Build Output Structure
build/
├── generate/bin/citron.exe Stage 1 instrumented binary (run on Windows for profiling)
├── cs-generate/bin/citron.exe Stage 1b CS-instrumented binary
├── use/bin/citron.exe Stage 2 optimized binary (main output)
├── use-nopgo/bin/citron.exe No-PGO baseline binary
├── bolt/bin/citron.exe BOLT-relinked binary (experimental)
├── propeller/bin/citron.exe Propeller-relinked binary (experimental)
├── pgo-profiles/
│ ├── default-<pid>.profraw Copy profraw files here from Windows
│ ├── default.profdata Merged stage 1 profile (auto-generated)
│ ├── merged.profdata Merged stage1 + CS profile (auto-generated)
│ └── cs/ Copy CS profraw files here
├── ~/.cache/cpm/ Global cache root (default CPM_SOURCE_CACHE)
│ ├── llvm-mingw/ Downloaded toolchain (shared across repos)
│ ├── qt-bin/ Downloaded Qt target binaries
│ ├── qt-bin-host/ Downloaded Qt host tools (Linux only)
│ ├── ffmpeg-src/ Cached FFmpeg source code
│ └── citron-ffmpeg-static/ Pre-built FFmpeg binaries
Troubleshooting
No .profraw file after running the generate binary
The profile is only written on a clean exit. Exit via File → Exit or Ctrl+Q. Do not kill the process. The generate binary also performs an instrumentation check immediately after build and will warn if profile runtime symbols were stripped.
LTO mismatch error when running use
The --lto value must match between generate and use when using IR PGO. Re-run generate with the matching --lto flag, or re-run use with the flag that generate used.

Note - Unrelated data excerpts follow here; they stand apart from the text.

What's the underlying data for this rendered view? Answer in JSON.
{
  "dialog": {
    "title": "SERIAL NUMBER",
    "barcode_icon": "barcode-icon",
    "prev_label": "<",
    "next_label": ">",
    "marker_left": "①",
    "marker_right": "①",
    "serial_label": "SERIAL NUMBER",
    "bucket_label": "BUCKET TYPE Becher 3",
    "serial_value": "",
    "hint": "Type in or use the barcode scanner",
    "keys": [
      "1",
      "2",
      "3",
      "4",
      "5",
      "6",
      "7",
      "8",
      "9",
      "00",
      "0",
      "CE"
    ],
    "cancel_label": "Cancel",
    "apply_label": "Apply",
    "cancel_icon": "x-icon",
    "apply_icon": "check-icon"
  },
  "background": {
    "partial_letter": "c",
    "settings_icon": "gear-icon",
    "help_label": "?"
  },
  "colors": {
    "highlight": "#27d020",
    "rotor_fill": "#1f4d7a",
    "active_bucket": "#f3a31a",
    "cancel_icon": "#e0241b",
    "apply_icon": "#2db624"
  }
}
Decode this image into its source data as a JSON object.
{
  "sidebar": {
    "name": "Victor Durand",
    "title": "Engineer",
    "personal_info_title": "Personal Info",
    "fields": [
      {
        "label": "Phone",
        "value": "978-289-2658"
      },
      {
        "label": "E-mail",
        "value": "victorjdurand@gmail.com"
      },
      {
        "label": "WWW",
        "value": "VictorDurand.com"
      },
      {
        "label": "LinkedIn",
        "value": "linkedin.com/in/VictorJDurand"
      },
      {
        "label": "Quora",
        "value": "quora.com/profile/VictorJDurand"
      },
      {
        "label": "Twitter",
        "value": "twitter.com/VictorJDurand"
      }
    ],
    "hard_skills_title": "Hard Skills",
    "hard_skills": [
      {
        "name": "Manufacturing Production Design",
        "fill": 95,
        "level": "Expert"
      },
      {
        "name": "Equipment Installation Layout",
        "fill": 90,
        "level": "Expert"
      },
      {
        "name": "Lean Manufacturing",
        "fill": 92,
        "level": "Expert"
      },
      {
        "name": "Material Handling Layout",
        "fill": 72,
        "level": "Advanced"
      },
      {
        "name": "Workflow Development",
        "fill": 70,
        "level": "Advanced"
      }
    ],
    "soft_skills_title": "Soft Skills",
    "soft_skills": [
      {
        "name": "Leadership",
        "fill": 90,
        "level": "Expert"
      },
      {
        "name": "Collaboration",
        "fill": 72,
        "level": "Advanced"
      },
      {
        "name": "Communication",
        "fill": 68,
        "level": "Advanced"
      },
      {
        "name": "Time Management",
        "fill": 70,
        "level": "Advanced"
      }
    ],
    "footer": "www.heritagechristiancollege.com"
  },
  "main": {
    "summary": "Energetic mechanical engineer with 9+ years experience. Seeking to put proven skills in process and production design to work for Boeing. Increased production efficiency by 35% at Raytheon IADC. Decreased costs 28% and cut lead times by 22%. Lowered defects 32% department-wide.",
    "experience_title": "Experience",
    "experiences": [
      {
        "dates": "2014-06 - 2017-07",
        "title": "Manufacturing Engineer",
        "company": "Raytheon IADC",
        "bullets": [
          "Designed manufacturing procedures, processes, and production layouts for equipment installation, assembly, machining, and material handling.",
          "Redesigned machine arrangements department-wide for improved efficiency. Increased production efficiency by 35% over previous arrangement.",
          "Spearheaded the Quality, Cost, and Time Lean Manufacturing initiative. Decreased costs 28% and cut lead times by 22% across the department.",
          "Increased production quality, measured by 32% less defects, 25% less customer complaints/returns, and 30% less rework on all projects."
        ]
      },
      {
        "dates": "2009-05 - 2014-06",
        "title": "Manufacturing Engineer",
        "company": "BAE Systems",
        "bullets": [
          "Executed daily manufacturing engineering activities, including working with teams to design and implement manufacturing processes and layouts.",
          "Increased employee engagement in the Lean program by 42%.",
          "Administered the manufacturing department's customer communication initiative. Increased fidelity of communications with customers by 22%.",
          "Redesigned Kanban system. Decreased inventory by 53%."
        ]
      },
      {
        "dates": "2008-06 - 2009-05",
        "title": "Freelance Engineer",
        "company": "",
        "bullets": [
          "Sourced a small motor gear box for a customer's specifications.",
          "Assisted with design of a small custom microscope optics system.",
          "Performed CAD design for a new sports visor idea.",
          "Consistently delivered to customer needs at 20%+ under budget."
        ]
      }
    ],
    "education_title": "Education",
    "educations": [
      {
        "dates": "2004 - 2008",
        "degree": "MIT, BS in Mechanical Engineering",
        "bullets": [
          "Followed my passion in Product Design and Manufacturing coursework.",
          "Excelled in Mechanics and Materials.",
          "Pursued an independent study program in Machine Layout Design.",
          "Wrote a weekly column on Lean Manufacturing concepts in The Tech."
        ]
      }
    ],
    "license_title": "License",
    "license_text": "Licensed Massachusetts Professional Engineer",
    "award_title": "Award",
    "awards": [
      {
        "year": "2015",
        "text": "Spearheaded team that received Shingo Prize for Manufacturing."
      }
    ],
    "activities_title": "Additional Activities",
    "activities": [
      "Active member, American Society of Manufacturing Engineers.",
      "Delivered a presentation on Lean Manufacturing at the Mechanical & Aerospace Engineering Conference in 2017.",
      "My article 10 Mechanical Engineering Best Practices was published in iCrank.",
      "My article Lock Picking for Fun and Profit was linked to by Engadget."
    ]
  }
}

default.profdata not found for csgenerate
Run use first after collecting stage 1 profraw files. The use stage merges the profraw files and produces default.profdata, which csgenerate requires.
MSYS2: pacman: command not found
Launch the script from the MSYS2 CLANG64 terminal, not a standard Windows Command Prompt or PowerShell. Use build-clangtron-windows.bat to open the correct environment automatically.